The bayberry helps to tone up sore, bleeding gums and get rid of gingivitis. The black walnut fights the infection and also, believe it or not, helps whiten the teeth. You can also add white oak bark to the mixture to strengthen the tooth enamel.
Sinus Snuff for Chronic Sinusitis and Polyps
Having suffered from sinus problems for a large part of my life, I decided I’d try to clear out my sinuses by using bayberry as a snuff, something you snort up into your nose. I’d read about the therapy but had been afraid to try it. I made my snuff with equal parts bayberry and goldenseal. I put some into a shallow container, put it under my nose, tapped the sides to get some of the powder moving into the air, and inhaled.
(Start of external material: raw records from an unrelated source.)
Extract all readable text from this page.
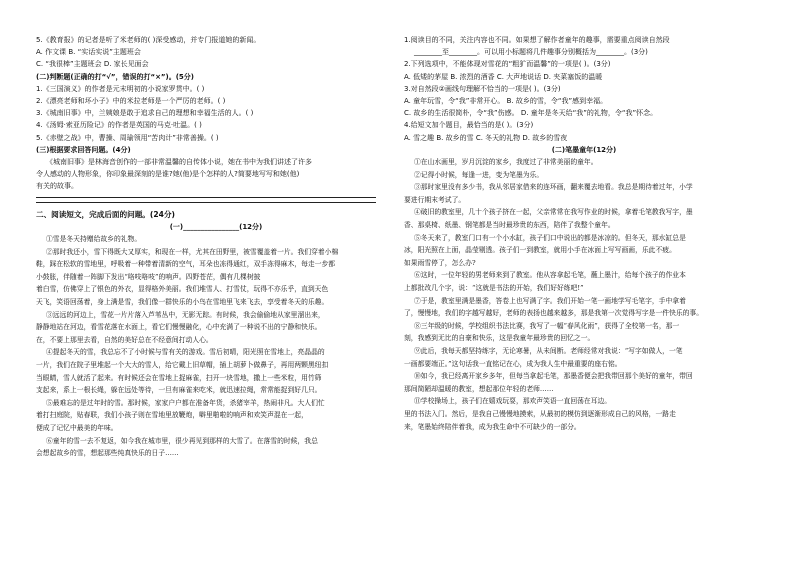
5.《教育报》的记者是听了米老师的( )深受感动，并专门报道她的新闻。
A. 作文课 B. “实话实说”主题班会
C. “我很棒”主题班会 D. 家长见面会
(二)判断题(正确的打“√”，错误的打“×”)。(5分)
1.《三国演义》的作者是元末明初的小说家罗贯中。( )
2.《漂亮老师和坏小子》中的米拉老师是一个严厉的老师。( )
3.《城南旧事》中，兰姨娘是敢于追求自己的理想和幸福生活的人。( )
4.《汤姆·索亚历险记》的作者是英国的马克·吐温。( )
5.《赤壁之战》中，曹操、周瑜领用“苦肉计”非常善操。( )
(三)根据要求回答问题。(4分)
《城南旧事》是林海音创作的一部非常温馨的自传体小说，她在书中为我们讲述了许多
令人感动的人物形象，你印象最深刻的是谁?她(他)是个怎样的人?简要地写写和她(他)
有关的故事。
二、阅读短文，完成后面的问题。(24分)
(一)________________(12分)
①雪是冬天持赠给故乡的礼物。
②那时我还小，雪下得既大又厚实，和现在一样，尤其在田野里，被雪覆盖着一片。我们穿着小棉
鞋，踩在松软的雪地里，呼吸着一种带着清新的空气，耳朵也冻得通红，双手冻得麻木，每走一步都
小鼓胀，伴随着一阵脚下发出“咯吱咯吱”的响声。四野苍茫，偶有几棵树披
着白雪，仿佛穿上了银色的外衣，显得格外美丽。我们堆雪人、打雪仗，玩得不亦乐乎，直到天色
天飞，笑语回荡着，身上满是雪，我们像一群快乐的小鸟在雪地里飞来飞去，享受着冬天的乐趣。
③远远的河边上，雪花一片片落入芦苇丛中，无影无踪。有时候，我会偷偷地从家里溜出来，
静静地站在河边，看雪花落在水面上，看它们慢慢融化，心中充满了一种说不出的宁静和快乐。
在，不要上那里去看，自然的美好总在不经意间打动人心。
④提起冬天的雪，我总忘不了小时候与雪有关的游戏。雪后初晴，阳光照在雪地上，亮晶晶的
一片，我们在院子里堆起一个大大的雪人，给它戴上旧草帽，插上胡萝卜做鼻子，再用两颗黑纽扣
当眼睛，雪人就活了起来。有时候还会在雪地上捉麻雀，扫开一块雪地，撒上一些米粒，用竹筛
支起来，系上一根长绳，躲在远处等待，一旦有麻雀来吃米，就迅速拉绳，常常能捉到好几只。
⑤最难忘的是过年时的雪。那时候，家家户户都在准备年货，杀猪宰羊，热闹非凡。大人们忙
着打扫庭院，贴春联，我们小孩子则在雪地里放鞭炮，噼里啪啦的响声和欢笑声混在一起，
便成了记忆中最美的年味。
⑥童年的雪一去不复返，如今我在城市里，很少再见到那样的大雪了。在落雪的时候，我总
会想起故乡的雪，想起那些纯真快乐的日子……
1.阅读目的不同，关注内容也不同。如果想了解作者童年的趣事，需要重点阅读自然段
________至________。可以用小标题将几件趣事分别概括为________。(3分)
2.下列选项中，不能体现对雪花的“粗犷而温馨”的一项是( )。(3分)
A. 低矮的茅屋 B. 浓烈的酒香 C. 大声地说话 D. 夹菜塞饭的温暖
3.对自然段②画线句理解不恰当的一项是( )。(3分)
A. 童年玩雪，令“我”非常开心。 B. 故乡的雪，令“我”感到幸福。
C. 故乡的生活很简朴，令“我”伤感。 D. 童年是冬天给“我”的礼物，令“我”怀念。
4.给短文加个题目，最恰当的是( )。(3分)
A. 雪之趣 B. 故乡的雪 C. 冬天的礼物 D. 故乡的雪夜
(二)笔墨童年(12分)
①在山水画里，岁月沉淀的家乡，我度过了非常美丽的童年。
②记得小时候，每逢一进，变为笔墨为乐。
③那时家里没有多少书，我从邻居家借来的连环画，翻来覆去地看。我总是期待着过年，小学
要进行期末考试了。
④破旧的教室里，几十个孩子挤在一起，父亲常常在我写作业的时候，拿着毛笔教我写字，墨
香、那桌椅、纸墨、钢笔都是当时最珍贵的东西，陪伴了我整个童年。
⑤冬天来了，教室门口有一个小水缸，孩子们口中说出的都是冰凉的。但冬天，那水缸总是
冰，阳光照在上面，晶莹剔透。孩子们一到教室，就用小手在冰面上写写画画，乐此不疲。
如果雨雪停了，怎么办?
⑥这时，一位年轻的男老师来到了教室。他从容拿起毛笔，蘸上墨汁，给每个孩子的作业本
上都批改几个字，说：“这就是书法的开始，我们好好练吧!”
⑦于是，教室里满是墨香，答卷上也写满了字。我们开始一笔一画地学写毛笔字，手中拿着
了，慢慢地，我们的字越写越好，老师的表扬也越来越多，那是我第一次觉得写字是一件快乐的事。
⑧三年级的时候，学校组织书法比赛，我写了一幅“春风化雨”，获得了全校第一名，那一
刻，我感到无比的自豪和快乐，这是我童年最珍贵的回忆之一。
⑨此后，我每天都坚持练字，无论寒暑，从未间断。老师经常对我说：“写字如做人，一笔
一画都要端正。”这句话我一直铭记在心，成为我人生中最重要的座右铭。
⑩如今，我已经离开家乡多年，但每当拿起毛笔，那墨香便会把我带回那个美好的童年，带回
那间简陋却温暖的教室，想起那位年轻的老师……
⑪学校操场上，孩子们在嬉戏玩耍，那欢声笑语一直回荡在耳边。
里的书法入门。然后，是我自己慢慢地摸索，从最初的模仿到逐渐形成自己的风格，一路走
来，笔墨始终陪伴着我，成为我生命中不可缺少的一部分。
It took a few tries, but when I finally got some of the powder up my nose I felt this sudden, but very temporary, sense of pressure and pain in my sinuses. This was rapidly followed by copious sneezing and a heavy discharge. It loosened the trapped mucus and my sinuses drained out and opened up dramatically. I’ve since used this to shrink nasal polyps with good success.
My friend and naturopathic business associate, Kimberly Balas, recommended bayberry as snuff to someone whose sinuses were damaged and bleeding from snorting cocaine. Apparently, it not only worked to heal his sinuses, he actually found it a substitute for snorting the cocaine (maybe like someone chewing gum instead of smoking).
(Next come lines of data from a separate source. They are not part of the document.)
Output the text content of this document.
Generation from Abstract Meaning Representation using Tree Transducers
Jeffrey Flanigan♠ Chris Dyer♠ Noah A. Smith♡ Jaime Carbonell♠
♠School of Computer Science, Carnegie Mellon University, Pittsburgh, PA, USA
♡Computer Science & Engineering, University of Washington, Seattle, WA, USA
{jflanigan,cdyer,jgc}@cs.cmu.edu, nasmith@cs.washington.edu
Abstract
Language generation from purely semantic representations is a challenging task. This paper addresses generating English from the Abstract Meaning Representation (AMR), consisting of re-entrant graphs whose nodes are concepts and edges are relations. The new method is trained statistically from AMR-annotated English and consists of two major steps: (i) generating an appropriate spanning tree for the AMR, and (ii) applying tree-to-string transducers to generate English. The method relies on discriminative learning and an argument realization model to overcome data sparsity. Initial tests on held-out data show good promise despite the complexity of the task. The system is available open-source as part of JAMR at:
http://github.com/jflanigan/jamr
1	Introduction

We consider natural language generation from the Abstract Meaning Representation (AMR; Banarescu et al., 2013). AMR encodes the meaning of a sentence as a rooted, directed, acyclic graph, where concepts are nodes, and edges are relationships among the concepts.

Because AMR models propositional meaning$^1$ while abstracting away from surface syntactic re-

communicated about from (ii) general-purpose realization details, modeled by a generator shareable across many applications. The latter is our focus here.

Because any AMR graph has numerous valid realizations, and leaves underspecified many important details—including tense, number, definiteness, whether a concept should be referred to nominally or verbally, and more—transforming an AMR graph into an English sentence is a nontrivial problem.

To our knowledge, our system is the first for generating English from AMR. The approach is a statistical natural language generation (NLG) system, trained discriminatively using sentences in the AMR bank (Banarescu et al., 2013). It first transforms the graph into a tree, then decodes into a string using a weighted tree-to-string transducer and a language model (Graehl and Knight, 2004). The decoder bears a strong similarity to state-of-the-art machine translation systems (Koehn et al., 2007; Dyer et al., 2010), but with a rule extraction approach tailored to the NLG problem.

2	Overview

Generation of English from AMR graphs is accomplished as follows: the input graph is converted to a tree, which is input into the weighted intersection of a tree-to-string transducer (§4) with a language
Composition and Crisis: Cold and Flu Remedies
Samuel Thomson’s primary use of bayberry wasn’t as a single herb either. It was the primary ingredient in composition powder, the #3 remedy in his healing system. (#1 was lobelia and #2 was capsicum and there were three more for a total of six basic remedies). Composition was made with four parts bayberry rootbark, two parts hemlock spruce, one part ginger, and one-half part each of capsicum and cloves. John Christopher replaced the hemlock spruce with white pine bark. Both of these herbs are now hard to find, so I’d substitute yerba santa or grindelia (gumweed) for them.
The purpose of Thomson’s composition powder was to “scour the bowels and remove the canker.” Canker may have reference to mouth ulcers (canker sores) but I think he was referring to the mucus and congestion in the system. My first herb teacher, Edward Milo Millet, modified composition to create his herbal crisis formula by adding one part each of lobelia and goldenseal. I’ve made many variations on herbal crisis, and along with fire cider, it’s my favorite cold and flu remedy.
Internal Bleeding and Topical Uses
My midwife friend, Joan Patton, extracted a mixture of equal parts bayberry rootbark and capsicum in apple cider vinegar, a formula she used to stop postpartum hemorrhage. I’ve also used bayberry, along with capsicum, lobelia, and false unicorn, to stop bleeding in pregnancy that was threatening a miscarriage. Bayberry, along with yarrow and capsicum, is helpful for many other types of internal bleeding. I got a really bad nosebleed one time and taking bayberry and capsicum internally helped to stop the bleeding.
Like any other good astringent, bayberry can also be applied topically for cuts, insect bites and stings, and other situations involving inflammation and swelling. One time there was a wasp nest near our raspberry bushes, and while I was picking raspberries I got stung. I put bayberry glycerite on it and the pain rapidly subsided. I went back to picking raspberries, trying to keep clear of the area where the wasps were, and got stung again. This time I was angry, so after another application of bayberry to ease the pain and swelling, I went back to the patch with the hose and plastered their nest with water to knock it down so I could pick the raspberries undisturbed. I was glad I had the bayberry on hand though, wasp stings can really hurt!
Hopefully, you can see why I like bayberry so much. It’s not just because the herb is useful, but it’s a reminder to me of the value of sampling remedies and using your senses (taste, smell, and touch) to help you understand what remedies are doing.